Alas, the reverse seems more likely. No longer can we depend on low interest rates, inexhaustible supplies of capital, a booming housing market or a pliant workforce. Instead, structural unemployment, intensifying global competition and enduring consumer angst may represent the prevailing retail conditions.

Retailers must deliver current success, even in today’s frantically competitive environment. Yet we also have to plan for progress against an outlook of continuing uncertainty.

To sustain momentum, clear company values are important. Every blue chip company’s website promotes its core values. The question is: are these simply abstract ideas to embellish in-house newsletters, or do they communicate embedded beliefs to echo ‘the way we do things around here’? Let’s consider two core values - customer focus and empowerment.

In the 21st century, traditional expertise will no longer suffice to steer business decisions. Customers are ever more promiscuous in their choice of retailer. A principal attraction of the internet is the ability to shop around. Therefore, retailers must tap into the customer mindset and gather information and ideas.

Useful customer information is generated through desk research, planned reading or from market surveys. Such activities should be complemented by continuous feedback. Our field colleagues talk every day with customers. Thus, our sales teams can spot early indicators of changes in customer attitudes.

In this way, successful retailers inculcate a sense of urgency throughout their organisation. Frequent and wide-ranging feedback facilitates a dynamic and coherent understanding of the market. Potential gaps are identified and explored. A further benefit is that colleagues across the business learn too. They are often inspired by having influence over the company’s customer focus strategies.
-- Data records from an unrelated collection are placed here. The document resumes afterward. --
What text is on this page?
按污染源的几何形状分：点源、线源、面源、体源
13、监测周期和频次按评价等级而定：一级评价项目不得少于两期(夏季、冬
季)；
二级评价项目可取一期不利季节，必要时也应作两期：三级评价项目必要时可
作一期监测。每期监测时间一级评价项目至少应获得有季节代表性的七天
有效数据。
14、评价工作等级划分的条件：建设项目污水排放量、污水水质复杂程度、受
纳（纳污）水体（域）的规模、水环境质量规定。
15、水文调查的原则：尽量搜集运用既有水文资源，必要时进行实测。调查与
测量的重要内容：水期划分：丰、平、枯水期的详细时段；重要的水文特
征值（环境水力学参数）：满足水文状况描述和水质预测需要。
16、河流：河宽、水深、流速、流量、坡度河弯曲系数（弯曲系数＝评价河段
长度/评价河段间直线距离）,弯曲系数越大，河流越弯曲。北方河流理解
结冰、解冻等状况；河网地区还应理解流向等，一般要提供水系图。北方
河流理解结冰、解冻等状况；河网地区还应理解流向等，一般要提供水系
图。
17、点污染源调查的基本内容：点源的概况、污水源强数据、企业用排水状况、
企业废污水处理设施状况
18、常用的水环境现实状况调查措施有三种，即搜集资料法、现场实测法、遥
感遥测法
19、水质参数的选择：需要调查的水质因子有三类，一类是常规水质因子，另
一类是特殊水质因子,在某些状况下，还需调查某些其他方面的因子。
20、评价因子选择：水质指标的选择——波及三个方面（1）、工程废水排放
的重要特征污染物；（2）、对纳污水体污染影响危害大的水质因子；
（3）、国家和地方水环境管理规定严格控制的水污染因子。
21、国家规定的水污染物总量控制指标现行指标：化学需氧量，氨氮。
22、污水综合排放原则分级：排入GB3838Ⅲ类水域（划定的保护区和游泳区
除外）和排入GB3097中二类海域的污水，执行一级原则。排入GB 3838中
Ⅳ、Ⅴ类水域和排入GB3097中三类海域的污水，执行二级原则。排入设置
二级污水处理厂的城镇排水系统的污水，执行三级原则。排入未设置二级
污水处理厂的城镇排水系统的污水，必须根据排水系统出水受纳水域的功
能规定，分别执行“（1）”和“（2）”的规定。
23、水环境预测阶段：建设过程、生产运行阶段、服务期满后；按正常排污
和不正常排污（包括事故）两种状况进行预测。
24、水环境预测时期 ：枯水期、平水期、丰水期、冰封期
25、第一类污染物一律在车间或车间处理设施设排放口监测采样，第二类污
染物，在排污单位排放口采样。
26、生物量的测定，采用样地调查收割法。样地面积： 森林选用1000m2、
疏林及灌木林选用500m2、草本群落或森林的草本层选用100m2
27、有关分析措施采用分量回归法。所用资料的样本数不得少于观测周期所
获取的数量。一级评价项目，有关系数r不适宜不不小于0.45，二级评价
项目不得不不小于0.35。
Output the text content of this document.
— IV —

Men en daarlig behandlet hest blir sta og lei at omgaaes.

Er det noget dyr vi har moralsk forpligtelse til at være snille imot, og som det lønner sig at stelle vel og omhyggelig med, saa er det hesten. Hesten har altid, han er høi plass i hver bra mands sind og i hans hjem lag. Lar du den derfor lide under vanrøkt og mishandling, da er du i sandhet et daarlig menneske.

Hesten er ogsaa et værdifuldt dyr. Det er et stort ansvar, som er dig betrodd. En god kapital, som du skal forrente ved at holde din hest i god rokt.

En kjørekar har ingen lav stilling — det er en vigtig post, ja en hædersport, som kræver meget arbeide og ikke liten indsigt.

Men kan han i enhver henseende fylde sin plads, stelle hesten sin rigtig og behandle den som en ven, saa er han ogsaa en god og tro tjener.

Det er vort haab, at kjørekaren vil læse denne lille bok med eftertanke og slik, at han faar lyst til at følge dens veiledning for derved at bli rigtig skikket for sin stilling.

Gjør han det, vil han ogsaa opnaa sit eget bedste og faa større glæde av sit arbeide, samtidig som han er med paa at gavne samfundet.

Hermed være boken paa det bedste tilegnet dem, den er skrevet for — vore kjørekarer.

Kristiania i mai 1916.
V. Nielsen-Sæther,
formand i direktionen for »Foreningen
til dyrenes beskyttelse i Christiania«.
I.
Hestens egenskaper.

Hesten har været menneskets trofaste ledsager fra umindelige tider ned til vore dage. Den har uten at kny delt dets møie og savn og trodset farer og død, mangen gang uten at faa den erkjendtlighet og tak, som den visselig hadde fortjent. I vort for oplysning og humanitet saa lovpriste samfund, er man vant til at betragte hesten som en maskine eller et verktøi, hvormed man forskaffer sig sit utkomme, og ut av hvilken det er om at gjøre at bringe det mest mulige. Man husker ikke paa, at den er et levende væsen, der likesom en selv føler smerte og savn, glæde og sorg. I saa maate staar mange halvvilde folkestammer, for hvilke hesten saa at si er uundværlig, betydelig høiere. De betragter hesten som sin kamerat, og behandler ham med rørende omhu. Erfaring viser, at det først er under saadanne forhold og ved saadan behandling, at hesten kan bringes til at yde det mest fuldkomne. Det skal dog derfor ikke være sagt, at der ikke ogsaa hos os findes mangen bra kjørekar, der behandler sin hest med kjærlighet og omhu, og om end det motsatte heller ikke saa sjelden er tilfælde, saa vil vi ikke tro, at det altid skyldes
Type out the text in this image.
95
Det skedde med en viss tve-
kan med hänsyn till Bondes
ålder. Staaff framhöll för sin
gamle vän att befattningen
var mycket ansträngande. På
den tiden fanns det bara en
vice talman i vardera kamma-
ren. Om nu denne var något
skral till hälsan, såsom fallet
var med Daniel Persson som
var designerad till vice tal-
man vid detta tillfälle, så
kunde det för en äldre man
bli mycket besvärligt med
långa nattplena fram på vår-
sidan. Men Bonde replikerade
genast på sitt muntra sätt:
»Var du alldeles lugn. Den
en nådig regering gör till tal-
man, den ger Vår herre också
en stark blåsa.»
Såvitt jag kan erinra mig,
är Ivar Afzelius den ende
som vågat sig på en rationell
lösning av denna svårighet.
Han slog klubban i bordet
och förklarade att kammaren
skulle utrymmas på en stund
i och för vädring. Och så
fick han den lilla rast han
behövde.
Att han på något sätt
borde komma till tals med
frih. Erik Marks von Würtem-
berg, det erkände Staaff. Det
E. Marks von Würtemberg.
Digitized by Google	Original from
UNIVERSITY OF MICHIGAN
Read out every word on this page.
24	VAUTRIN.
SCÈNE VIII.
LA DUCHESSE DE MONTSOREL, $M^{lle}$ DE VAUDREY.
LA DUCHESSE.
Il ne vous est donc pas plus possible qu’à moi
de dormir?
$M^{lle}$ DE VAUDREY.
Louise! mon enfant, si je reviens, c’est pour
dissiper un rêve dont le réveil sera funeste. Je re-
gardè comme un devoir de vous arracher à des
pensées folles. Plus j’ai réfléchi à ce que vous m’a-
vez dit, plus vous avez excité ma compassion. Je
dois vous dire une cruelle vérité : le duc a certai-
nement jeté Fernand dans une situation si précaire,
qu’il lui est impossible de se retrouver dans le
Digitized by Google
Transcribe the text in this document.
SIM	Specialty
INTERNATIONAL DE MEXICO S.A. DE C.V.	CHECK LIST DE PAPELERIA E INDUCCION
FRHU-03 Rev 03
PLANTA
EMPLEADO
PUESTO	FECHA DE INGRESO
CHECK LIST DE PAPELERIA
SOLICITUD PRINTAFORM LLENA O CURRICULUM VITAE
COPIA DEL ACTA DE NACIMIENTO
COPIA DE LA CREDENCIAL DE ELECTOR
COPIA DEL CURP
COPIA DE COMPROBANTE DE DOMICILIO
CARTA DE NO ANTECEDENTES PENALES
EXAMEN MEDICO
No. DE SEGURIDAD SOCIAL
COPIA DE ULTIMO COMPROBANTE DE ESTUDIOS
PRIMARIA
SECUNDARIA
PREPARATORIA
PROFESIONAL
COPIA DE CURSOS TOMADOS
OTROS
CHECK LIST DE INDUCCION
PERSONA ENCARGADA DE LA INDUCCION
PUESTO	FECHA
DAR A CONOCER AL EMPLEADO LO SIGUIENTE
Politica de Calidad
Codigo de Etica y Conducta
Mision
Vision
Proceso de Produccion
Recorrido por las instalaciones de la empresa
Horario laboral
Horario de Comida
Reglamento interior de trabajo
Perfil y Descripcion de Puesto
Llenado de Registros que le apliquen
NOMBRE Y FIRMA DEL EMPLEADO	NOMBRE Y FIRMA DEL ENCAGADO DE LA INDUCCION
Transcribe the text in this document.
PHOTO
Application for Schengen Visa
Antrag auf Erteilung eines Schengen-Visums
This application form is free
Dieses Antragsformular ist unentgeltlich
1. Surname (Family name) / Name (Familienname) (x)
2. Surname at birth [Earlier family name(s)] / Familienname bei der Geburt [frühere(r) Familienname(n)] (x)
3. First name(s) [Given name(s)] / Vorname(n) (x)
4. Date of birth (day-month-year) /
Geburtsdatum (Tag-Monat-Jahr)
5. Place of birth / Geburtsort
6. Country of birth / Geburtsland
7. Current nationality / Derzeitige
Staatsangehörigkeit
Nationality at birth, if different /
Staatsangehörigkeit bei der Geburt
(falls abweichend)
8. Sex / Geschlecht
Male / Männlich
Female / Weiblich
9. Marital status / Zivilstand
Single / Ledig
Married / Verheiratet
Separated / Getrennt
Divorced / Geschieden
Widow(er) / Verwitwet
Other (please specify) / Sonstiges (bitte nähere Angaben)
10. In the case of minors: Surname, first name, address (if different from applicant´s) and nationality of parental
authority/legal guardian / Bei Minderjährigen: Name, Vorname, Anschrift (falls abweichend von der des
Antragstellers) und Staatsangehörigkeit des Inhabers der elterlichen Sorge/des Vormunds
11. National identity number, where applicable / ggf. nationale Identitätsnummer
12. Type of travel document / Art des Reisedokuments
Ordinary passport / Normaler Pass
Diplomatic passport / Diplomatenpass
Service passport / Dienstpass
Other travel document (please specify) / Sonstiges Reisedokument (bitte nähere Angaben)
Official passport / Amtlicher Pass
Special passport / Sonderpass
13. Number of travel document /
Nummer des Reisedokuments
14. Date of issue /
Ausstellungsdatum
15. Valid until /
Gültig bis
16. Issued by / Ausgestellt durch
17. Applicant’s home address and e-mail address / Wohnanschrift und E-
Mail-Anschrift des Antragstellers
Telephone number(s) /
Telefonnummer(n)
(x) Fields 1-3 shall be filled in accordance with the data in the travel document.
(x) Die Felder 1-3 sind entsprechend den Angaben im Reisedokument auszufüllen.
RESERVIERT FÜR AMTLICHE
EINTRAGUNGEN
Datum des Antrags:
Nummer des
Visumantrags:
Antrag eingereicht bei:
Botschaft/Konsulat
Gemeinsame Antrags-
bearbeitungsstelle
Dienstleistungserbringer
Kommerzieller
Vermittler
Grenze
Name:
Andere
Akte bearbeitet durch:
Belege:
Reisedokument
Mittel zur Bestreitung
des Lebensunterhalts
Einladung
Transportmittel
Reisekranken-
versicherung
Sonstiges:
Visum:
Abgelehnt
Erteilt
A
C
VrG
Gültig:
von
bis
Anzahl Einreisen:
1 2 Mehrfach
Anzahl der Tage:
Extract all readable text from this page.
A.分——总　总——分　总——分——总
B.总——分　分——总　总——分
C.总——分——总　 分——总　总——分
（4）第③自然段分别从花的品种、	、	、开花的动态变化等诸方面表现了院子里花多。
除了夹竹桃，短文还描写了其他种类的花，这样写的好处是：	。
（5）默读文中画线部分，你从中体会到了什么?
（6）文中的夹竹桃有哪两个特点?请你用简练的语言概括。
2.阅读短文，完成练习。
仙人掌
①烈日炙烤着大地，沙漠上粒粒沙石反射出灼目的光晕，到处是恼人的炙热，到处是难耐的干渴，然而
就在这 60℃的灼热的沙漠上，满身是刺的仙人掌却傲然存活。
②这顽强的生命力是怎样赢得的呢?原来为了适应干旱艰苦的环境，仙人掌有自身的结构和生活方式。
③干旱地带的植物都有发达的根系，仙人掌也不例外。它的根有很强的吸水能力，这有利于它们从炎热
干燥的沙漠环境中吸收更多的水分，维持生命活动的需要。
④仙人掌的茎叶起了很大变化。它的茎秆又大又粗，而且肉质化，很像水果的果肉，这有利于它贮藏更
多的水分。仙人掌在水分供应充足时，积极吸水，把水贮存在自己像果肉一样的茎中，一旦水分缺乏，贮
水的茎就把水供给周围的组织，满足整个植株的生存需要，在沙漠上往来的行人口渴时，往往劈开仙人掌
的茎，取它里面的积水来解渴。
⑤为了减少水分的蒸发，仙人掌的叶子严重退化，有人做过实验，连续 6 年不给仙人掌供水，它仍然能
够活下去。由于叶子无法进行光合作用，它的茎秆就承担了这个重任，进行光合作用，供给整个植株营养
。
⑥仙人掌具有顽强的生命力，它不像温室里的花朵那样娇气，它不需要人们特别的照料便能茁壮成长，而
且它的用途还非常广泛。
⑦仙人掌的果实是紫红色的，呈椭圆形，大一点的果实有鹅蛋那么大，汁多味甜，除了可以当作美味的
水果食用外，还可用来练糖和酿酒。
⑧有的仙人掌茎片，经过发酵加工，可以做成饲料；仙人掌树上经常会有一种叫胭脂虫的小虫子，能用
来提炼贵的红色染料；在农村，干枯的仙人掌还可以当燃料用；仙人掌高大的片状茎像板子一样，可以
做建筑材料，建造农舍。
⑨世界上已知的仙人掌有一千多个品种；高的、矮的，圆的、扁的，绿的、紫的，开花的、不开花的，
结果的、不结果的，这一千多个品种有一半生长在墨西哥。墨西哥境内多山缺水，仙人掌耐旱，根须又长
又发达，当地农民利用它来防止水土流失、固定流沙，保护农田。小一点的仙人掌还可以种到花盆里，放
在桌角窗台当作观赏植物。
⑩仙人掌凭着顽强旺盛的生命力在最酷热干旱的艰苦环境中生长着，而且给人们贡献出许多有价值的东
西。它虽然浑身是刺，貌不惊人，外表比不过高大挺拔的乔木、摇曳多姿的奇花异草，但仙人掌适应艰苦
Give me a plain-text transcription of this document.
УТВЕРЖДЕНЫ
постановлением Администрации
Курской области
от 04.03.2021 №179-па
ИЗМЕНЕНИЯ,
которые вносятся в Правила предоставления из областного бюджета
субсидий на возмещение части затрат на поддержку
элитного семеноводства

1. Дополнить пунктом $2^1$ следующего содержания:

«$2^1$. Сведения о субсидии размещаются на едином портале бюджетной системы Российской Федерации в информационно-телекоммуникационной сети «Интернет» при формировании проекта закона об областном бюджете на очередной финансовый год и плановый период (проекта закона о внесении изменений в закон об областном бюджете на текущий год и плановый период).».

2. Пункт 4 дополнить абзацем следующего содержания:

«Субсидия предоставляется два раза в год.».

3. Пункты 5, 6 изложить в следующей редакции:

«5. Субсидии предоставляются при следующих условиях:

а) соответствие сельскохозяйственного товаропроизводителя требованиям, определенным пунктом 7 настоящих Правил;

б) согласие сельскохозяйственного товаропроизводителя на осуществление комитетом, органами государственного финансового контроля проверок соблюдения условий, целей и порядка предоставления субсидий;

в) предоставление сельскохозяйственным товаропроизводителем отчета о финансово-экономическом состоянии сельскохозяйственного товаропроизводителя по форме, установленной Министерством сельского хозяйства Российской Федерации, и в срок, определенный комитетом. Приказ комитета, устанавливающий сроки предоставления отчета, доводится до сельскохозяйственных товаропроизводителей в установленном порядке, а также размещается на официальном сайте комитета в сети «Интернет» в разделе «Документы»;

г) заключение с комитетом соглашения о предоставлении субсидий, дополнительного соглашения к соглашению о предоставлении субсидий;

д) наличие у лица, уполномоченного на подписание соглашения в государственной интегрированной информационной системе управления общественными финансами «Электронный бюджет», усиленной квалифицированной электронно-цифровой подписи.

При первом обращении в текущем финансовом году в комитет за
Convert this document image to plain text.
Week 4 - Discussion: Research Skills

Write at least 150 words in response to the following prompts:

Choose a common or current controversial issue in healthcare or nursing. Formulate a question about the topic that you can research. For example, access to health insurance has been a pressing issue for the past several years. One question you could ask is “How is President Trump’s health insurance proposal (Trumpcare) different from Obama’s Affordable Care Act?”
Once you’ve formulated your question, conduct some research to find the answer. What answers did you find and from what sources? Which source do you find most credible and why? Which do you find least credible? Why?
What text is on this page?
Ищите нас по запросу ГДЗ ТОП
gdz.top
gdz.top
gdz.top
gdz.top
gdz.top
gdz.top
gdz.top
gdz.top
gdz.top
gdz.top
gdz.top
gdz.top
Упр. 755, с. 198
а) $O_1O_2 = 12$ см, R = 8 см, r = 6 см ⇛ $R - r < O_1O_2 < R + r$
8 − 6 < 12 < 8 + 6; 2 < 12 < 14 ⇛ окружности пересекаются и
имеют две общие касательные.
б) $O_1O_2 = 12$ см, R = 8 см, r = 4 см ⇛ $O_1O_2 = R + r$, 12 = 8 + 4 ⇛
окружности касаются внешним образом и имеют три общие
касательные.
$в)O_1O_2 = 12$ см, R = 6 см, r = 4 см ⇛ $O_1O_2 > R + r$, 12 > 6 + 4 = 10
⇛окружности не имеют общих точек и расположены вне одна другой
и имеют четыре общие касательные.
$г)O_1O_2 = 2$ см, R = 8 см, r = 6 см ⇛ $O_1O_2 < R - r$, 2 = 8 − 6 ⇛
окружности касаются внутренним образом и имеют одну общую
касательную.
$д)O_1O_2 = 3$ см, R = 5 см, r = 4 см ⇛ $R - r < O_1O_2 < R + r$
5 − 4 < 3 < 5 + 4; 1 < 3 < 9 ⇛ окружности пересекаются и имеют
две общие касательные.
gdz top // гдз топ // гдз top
In the pantheon of company values, empowerment is a much trumpeted attribute. What does it mean in practice? It should underpin a pursuit of excellence and an intolerance of mediocrity. This is particularly relevant to the way in which we manage our workforce, that vital yet volatile resource.

Successful 21st century entrepreneurs should seek to employ commercially agile yet team-oriented achievers in key roles. To attract and retain such go-getters, our behaviour as business leaders may be even more important.

Any successful business has to have clear policies and standards. Nevertheless, are we prepared to empower individuals to assume ownership of their areas of responsibility? Will our own behaviour reflect a responsiveness to ideas from a diversity of sources? And, therefore, will we be receptive to internal challenges which question the status quo?

Effective core values have a timeless quality. A practical adherence to the twin mantra of customer focus and of empowerment offers a healthy route to sustaining business success, even in uncertain times.